All I can think of is partial integration .

 

[fresh_42]

The "product rule" for integration is called integration by parts.
The "chain rule" for integration is in a way the implicit function theorem.

 

[Prem1998]

All I can think of is partial integration .

I don't think we will ever be able to integrate the function I've written #1 using partial integration. And, there are even more complicated ones.

 

[Prem1998]

The "product rule" for integration is called integration by parts.
The "chain rule" for integration is in a way the implicit function theorem.

Integration by parts wouldn't be of much use in more complicated product functions because we have to integrate another product function after using it. It isn't in terms of the anti-derivatives of the original function.
I looked up implicit function theorem. It was about describing the graph of a relation, which is not a function, by two or more functions. How does it help in integrating something like e^(sqrt(tan(log(arcsin(sqrt(x))))? Differentiating it is kid's stuff but integrating it is quite stressful.

 

[fresh_42]

Well in the end, my math teacher at school has been right, as he said:
"Differentiation can be done by everyone, integration is an art."

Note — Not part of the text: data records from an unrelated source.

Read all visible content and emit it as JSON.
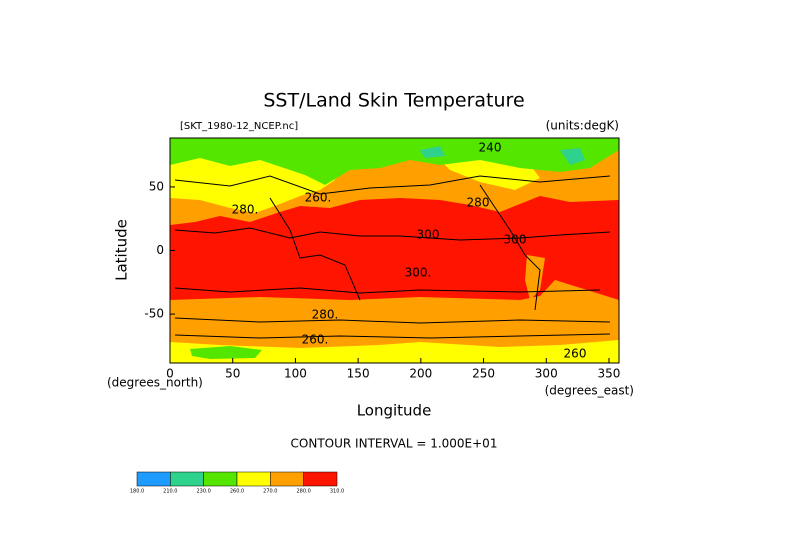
{
  "chart_data": {
    "type": "contour",
    "title": "SST/Land Skin Temperature",
    "file_label": "[SKT_1980-12_NCEP.nc]",
    "units_label": "(units:degK)",
    "x_label": "Longitude",
    "y_label": "Latitude",
    "x_unit_label": "(degrees_east)",
    "y_unit_label": "(degrees_north)",
    "xlim": [
      0,
      358
    ],
    "ylim": [
      -88.5,
      88.5
    ],
    "xticks": [
      0,
      50,
      100,
      150,
      200,
      250,
      300,
      350
    ],
    "yticks": [
      -50,
      0,
      50
    ],
    "contour_interval_note": "CONTOUR INTERVAL = 1.000E+01",
    "contour_labels": [
      "240",
      "280.",
      "260.",
      "280",
      "300",
      "300",
      "300.",
      "280.",
      "260.",
      "260"
    ],
    "levels": [
      {
        "value": 180,
        "label": "180.0"
      },
      {
        "value": 210,
        "label": "210.0"
      },
      {
        "value": 230,
        "label": "230.0"
      },
      {
        "value": 260,
        "label": "260.0"
      },
      {
        "value": 270,
        "label": "270.0"
      },
      {
        "value": 280,
        "label": "280.0"
      },
      {
        "value": 310,
        "label": "310.0"
      }
    ],
    "colors": [
      "#1e9bff",
      "#00e6a0",
      "#2ed28c",
      "#55e600",
      "#ffff00",
      "#ffa000",
      "#ff1400"
    ]
  }
}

However, the statement is a bit unfair, since for differentiation we rely on polynomials and a list of functions which we already calculated. But integrating polynomials or looking up lists can be done for integration, too. When sea becomes rough, we have to fall back on the definition by limits. In both cases. And in both cases it can be done this way.

 

[BvU]

sin(x^3)*log(sin(e^(x2))

Since we're in a physics forum: I have seen very few of such pathological integrals (or ones like $$e^{\sqrt { \tan\left (\log\left (\arcsin\left (\sqrt x\right ) \right )\right ) } } $$ pass by in the textbooks I've used in my career.

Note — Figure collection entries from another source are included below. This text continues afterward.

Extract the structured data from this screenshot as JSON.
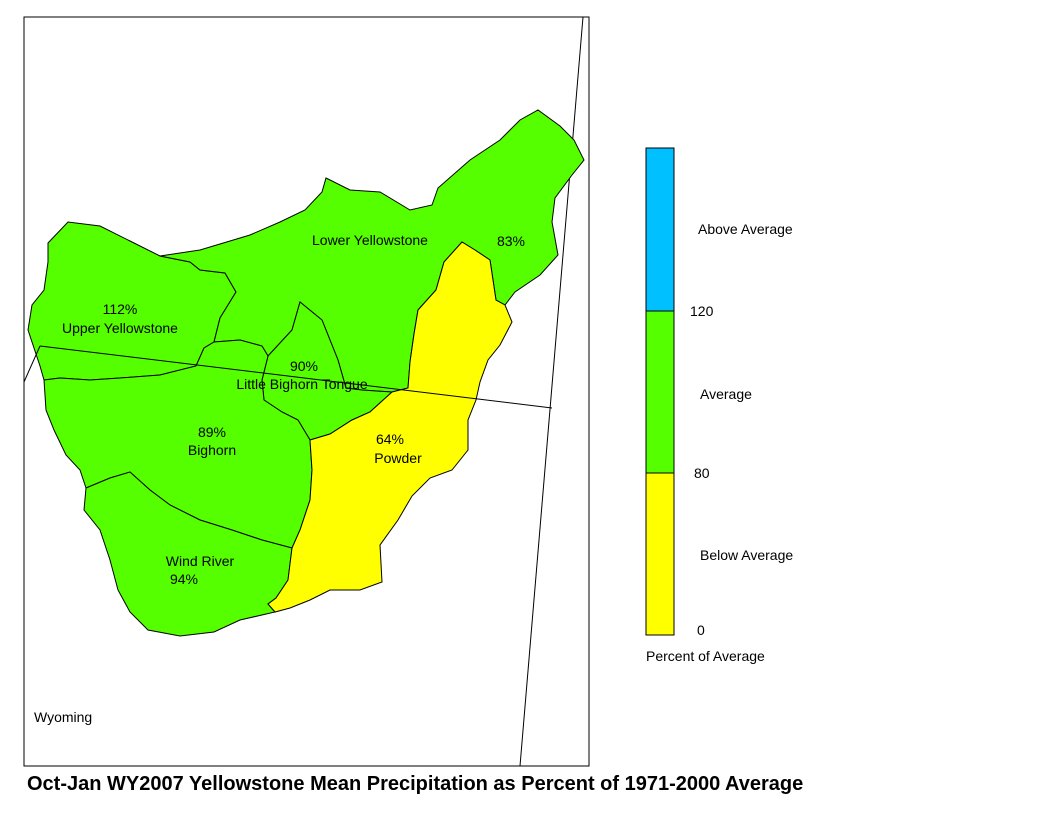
{
  "title": "Oct-Jan WY2007 Yellowstone Mean Precipitation as Percent of 1971-2000 Average",
  "state_label": "Wyoming",
  "colors": {
    "above": "#00c0ff",
    "average": "#55ff00",
    "below": "#ffff00",
    "outline": "#000000"
  },
  "basins": [
    {
      "id": "upper-yellowstone",
      "name": "Upper Yellowstone",
      "percent": "112%",
      "category": "average"
    },
    {
      "id": "lower-yellowstone",
      "name": "Lower Yellowstone",
      "percent": "83%",
      "category": "average"
    },
    {
      "id": "little-bighorn-tongue",
      "name": "Little Bighorn Tongue",
      "percent": "90%",
      "category": "average"
    },
    {
      "id": "bighorn",
      "name": "Bighorn",
      "percent": "89%",
      "category": "average"
    },
    {
      "id": "powder",
      "name": "Powder",
      "percent": "64%",
      "category": "below"
    },
    {
      "id": "wind-river",
      "name": "Wind River",
      "percent": "94%",
      "category": "average"
    }
  ],
  "legend": {
    "above_label": "Above Average",
    "average_label": "Average",
    "below_label": "Below Average",
    "tick_120": "120",
    "tick_80": "80",
    "tick_0": "0",
    "axis_label": "Percent of Average",
    "breaks": [
      0,
      80,
      120
    ]
  }
}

Nor in practice: one resorts to numerical integration rather quickly (admittedly sometimes too quickly ).

 

[fresh_42]

I have found this link (university of TX) which might be helpful to see the connection between integration and the implicit function theorem:
https://www.ma.utexas.edu/users/sbutt/m427l-summer07/Imp-Func-Thm-Integration.pdf

 

[fresh_42]

Since we're in a physics forum: I have seen very few of such pathological integrals (or ones like $$e^{\sqrt { \tan\left (\log\left (\arcsin\left (\sqrt x\right ) \right )\right ) } } $$ ...

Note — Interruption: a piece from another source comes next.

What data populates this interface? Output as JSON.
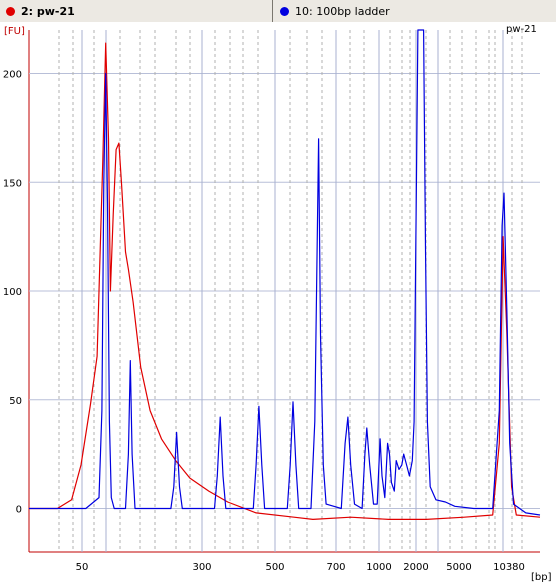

I dare to claim that it is equally pathological from a mathematical point of view.

 

[jedishrfu]

I dare to claim that it is equally pathological from a mathematical point of view.

but not so much from abnormally pathological psychological view

 

[Erland]

The "chain rule" for integration is in a way the implicit function theorem.

In what sense is the implicit function theorem a "chain rule for intregration"? The theorem doesn't say anything about integration.
Didn't you mean Integration by substitution?

 

[fresh_42]

In what sense is the implicit function theorem a "chain rule for intregration"? The theorem doesn't say anything about integration.
Didn't you mean Integration by substitution?

You're right, substitution is the direct counterpart of the chain rule. With the connection to implicit functions I meant more "how to deal with nested functions" as the chain rule also deals with nested functions and I therefore only referred to it as "in a way" to tone it down from a direct correspondence. Perhaps even this remark has been a little bit too optimistic, and I certainly wouldn't insist on it. It just automatically came to my mind when it's about to get a hand on nested functions (and I admit to have abused the question a little bit to emphasizes on the importance of this theorem ).

 

[zinq]

When there is some transformation of a function that tells you its derivative (like xⁿ → nx^n-1), then since indefinite integration is almost the inverse of differentiation, that always tells you a corresponding rule for integration: Just go backwards. (So an antiderivative of nx^n-1 is xⁿ.) In general, of course, you have to add a constant when integrating, unless it's for a definite integral.

Therefore if the chain rule says that f(g(x)) → f'(g(x)⋅g'(x) under differentiation, then we know the integral of any expression of the form f'(g(x)⋅g'(x) is f(g(x)).

(Only slightly related puzzle: Given the function f(x) = 1/x defined for all x ≠ 0, find its indefinite integral.)